How Do People Not Believe in Climate Change, and How Can I Become One of Them?

When you live in Colorado, apocalyptic reports about the environment are almost as ubiquitous as economic forecasts about the emerging marijuana industry. Fracking and floods are our bread and butter. The University of Colorado at Boulder produces at least as many articles on the subject of climate change as any other university in the world, and once you contact them as a journalist, press releases about melting glaciers and record-breaking droughts begin to arrive like a doomsday prophet in your inbox each morning.

Surrounded by academics, artists, and anarchists in downtown Denver, it would be easy for me to forget that climate change deniers exist were it not for my conservative family back home in Iowa, who maintain that there’s no definitive evidence of global warming—and that the whole thing is most likely a power grab by greedy liberals.

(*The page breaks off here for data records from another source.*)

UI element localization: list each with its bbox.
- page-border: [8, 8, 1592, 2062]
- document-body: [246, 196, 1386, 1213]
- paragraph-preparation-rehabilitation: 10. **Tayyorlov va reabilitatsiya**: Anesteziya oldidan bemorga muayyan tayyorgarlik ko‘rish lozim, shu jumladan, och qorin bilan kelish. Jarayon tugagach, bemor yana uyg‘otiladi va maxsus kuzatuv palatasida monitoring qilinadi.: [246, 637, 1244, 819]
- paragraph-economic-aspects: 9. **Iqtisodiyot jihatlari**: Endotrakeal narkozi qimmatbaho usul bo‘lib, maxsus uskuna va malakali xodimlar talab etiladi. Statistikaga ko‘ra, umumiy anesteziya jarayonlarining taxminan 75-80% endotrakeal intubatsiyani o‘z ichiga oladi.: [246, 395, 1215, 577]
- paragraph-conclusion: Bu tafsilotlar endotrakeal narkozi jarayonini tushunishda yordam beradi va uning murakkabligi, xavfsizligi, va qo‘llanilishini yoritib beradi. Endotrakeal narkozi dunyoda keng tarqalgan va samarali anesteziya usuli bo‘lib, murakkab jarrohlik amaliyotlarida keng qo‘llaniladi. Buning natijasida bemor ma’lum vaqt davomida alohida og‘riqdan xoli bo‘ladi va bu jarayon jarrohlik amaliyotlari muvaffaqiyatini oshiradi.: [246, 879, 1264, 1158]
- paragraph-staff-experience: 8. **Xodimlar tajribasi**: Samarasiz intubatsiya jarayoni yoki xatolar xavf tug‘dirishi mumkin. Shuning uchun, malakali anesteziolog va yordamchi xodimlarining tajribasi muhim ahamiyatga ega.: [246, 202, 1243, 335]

Unlike their positions on gay marriage, war, or poverty, hearing this doesn’t push my partisan buttons. Instead, it soothes me like heroin jazz. Whenever Charles Krauthammer or Sean Hannity laugh about paranoid liberals and their climate-change nonsense on Fox News, I feel no reactionary rage, because deep down I want to believe them. The idea that this is all just a bad dream gives me a maternal euphoria, like the little Irish children being tucked into bed as the Titanic was already half sunk.